Sara Wilson

(Colorado Newsline) The Archdiocese of Denver and two of its Catholic parishes are suing the state over its new universal preschool program, alleging they are unable to participate because the state will not allow the religious educational institutions to exclude LGBTQ children and parents.

The St. Mary Catholic Parish in Littleton and St. Bernadette Catholic Parish both operate preschool programs that will not be part of the state’s universal preschool program, since the state requires providers to accept applicants without regard to the family’s religion, sexual orientation or gender identity.

“These requirements directly conflict with St. Mary’s, St. Bernadette’s, and the Archdiocese’s religious beliefs and their religious obligations as entities that carry out the Catholic Church’s mission of Catholic education in northern Colorado,” the lawsuit reads.

The plaintiffs allege that the state is violating their First Amendment rights to freedom of religion and speech. The lawsuit references the recently-decided 303 Creative v. Elenis case, in which the U.S. Supreme Court held that a Colorado website designer could discriminate against LGBTQ couples, arguing that the First Amendment prohibits government from compelling groups to accept members who oppose the group’s expressive purposes.

The parishes require that parents who send children to their preschools accept Catholic beliefs on issues like life, marriage and human sexuality. That means they consider whether parents or a potential enrollee are in a same-sex relationship or transgender, and they prioritize admission for Catholic families.

The lawsuit was filed against Lisa Roy, the executive director of the Colorado Department of Early Childhood, and Dawn Odean, the director of Colorado’s Universal Preschool Program, on Wednesday in the U.S. District Court of Colorado.

No exemptions on discrimination

The state’s universal preschool program, also known as UPK Colorado, which starts this year, is designed to provide every child 15 hours per week of state-funded preschool the year before kindergarten. Nearly 27,500 families have accepted a provider match for this fall.

St. Mary Catholic Preschool intended to participate in the program — and would have received about $6,000 per child attending 15 hours per week and about $10,500 per child attending 30 hours per week this school year, according to the lawsuit — but wanted to continue their practice of screening potential enrollees to ensure that the “school and the family are a good match, and that families understand St. Mary’s Catholic beliefs and expectations.”

In February, Roy declined to give any exemptions to the non-discriminatory enrollment requirement to a statewide coalition of religious preschool providers, which included the archdiocese.

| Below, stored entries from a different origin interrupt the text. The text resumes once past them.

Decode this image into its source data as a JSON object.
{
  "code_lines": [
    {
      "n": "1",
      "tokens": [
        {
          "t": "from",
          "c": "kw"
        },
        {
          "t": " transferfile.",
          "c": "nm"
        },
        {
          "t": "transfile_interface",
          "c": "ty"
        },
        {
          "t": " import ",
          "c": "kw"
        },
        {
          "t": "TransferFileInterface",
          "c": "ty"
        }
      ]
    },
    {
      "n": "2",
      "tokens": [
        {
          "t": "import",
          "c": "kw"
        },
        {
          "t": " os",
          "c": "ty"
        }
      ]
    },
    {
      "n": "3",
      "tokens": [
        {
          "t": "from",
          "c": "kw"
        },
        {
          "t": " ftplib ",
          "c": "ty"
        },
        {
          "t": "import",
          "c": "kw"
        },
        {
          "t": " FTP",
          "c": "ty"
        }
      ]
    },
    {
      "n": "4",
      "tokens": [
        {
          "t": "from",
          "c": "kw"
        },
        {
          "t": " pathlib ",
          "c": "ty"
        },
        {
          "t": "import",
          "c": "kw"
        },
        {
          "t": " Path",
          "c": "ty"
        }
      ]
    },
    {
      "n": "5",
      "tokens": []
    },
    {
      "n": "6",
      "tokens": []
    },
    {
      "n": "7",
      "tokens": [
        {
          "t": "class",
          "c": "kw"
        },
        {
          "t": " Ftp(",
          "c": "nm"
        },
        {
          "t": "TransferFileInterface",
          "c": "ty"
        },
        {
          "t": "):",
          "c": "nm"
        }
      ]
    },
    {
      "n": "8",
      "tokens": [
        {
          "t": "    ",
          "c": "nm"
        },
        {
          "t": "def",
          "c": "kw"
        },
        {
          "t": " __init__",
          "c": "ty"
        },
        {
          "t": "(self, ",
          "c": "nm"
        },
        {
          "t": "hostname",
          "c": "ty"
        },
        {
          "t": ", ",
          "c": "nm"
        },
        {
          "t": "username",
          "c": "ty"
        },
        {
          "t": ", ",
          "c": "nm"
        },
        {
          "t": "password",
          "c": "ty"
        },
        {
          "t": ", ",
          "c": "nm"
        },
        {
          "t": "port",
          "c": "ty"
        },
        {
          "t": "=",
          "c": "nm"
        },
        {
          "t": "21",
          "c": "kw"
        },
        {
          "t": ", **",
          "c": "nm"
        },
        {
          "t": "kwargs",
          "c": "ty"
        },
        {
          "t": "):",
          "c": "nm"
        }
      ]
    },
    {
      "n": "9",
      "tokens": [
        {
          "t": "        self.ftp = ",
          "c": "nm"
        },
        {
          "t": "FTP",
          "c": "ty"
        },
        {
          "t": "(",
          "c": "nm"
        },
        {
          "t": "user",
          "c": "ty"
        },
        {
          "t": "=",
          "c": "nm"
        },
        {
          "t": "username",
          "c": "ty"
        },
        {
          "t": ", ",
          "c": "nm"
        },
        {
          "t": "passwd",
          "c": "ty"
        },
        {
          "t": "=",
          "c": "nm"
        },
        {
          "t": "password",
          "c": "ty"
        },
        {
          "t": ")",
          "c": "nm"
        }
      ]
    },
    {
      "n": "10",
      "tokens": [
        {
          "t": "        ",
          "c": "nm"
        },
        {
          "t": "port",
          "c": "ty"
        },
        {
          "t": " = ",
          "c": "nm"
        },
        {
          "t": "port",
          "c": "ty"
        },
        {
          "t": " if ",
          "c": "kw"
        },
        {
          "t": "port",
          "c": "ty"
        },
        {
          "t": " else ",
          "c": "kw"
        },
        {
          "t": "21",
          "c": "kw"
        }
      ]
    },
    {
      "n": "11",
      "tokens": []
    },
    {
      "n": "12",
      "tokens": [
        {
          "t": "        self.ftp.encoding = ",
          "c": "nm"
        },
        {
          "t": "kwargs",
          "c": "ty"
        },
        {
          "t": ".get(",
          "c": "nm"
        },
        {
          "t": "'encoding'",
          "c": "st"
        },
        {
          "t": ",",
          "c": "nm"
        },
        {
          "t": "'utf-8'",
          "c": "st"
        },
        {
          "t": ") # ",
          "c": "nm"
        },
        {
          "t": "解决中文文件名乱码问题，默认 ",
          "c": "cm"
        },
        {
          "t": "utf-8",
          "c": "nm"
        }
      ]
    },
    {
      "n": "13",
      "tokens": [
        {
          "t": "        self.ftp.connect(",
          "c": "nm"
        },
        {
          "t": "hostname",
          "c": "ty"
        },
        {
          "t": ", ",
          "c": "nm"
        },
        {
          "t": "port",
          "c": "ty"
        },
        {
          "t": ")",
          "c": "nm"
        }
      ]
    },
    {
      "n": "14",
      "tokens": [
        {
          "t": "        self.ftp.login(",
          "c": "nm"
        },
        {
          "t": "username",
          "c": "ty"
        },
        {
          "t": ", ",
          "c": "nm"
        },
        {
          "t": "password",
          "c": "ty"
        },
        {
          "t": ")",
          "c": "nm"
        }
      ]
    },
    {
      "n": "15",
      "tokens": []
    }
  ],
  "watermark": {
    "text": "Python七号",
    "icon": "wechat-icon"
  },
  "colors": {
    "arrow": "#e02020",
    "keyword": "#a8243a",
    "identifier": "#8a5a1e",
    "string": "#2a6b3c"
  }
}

The parishes argue that Colorado has “cornered the market” for preschool services through UPK. It will result in outside providers charging higher rates, which would disadvantage the low-income families already in Archdiocesan schools. Without the funding from the state, the lawsuit argues, the schools will not be able to compete for or retain teachers.

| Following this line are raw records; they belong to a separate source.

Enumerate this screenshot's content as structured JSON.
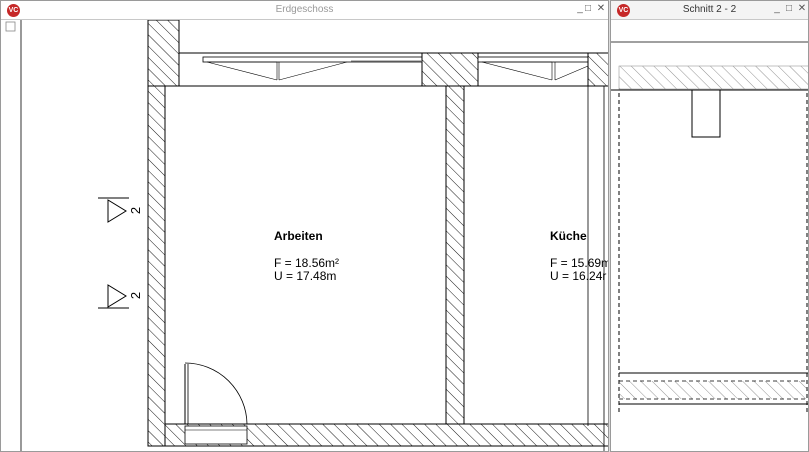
{
  "left_window": {
    "title": "Erdgeschoss",
    "logo_text": "VC",
    "minimize": "_",
    "maximize": "□",
    "close": "✕"
  },
  "right_window": {
    "title": "Schnitt 2 - 2",
    "logo_text": "VC",
    "minimize": "_",
    "maximize": "□",
    "close": "✕"
  },
  "rooms": [
    {
      "name": "Arbeiten",
      "area": "F = 18.56m²",
      "perimeter": "U = 17.48m"
    },
    {
      "name": "Küche",
      "area": "F = 15.69m",
      "perimeter": "U = 16.24r"
    }
  ],
  "section_markers": [
    "2",
    "2"
  ],
  "colors": {
    "accent": "#c62828",
    "hatch": "#000000",
    "background": "#ffffff"
  }
}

“Colorado did not have to create a universal preschool funding program, but in doing so it cannot implement that program in a way that excludes certain religious groups and providers based on their sincerely held religious beliefs,” the lawsuit reads.

The plaintiffs are represented by the Becket Fund for Religious Liberty, a nonprofit public interest law firm known for its work in the landmark Burwell v. Hobby Lobby Stores case at the Supreme Court, which struck down a contraceptive coverage provision in the Affordable Care Act.

A spokesperson for CDEC said the department does not comment on pending litigation.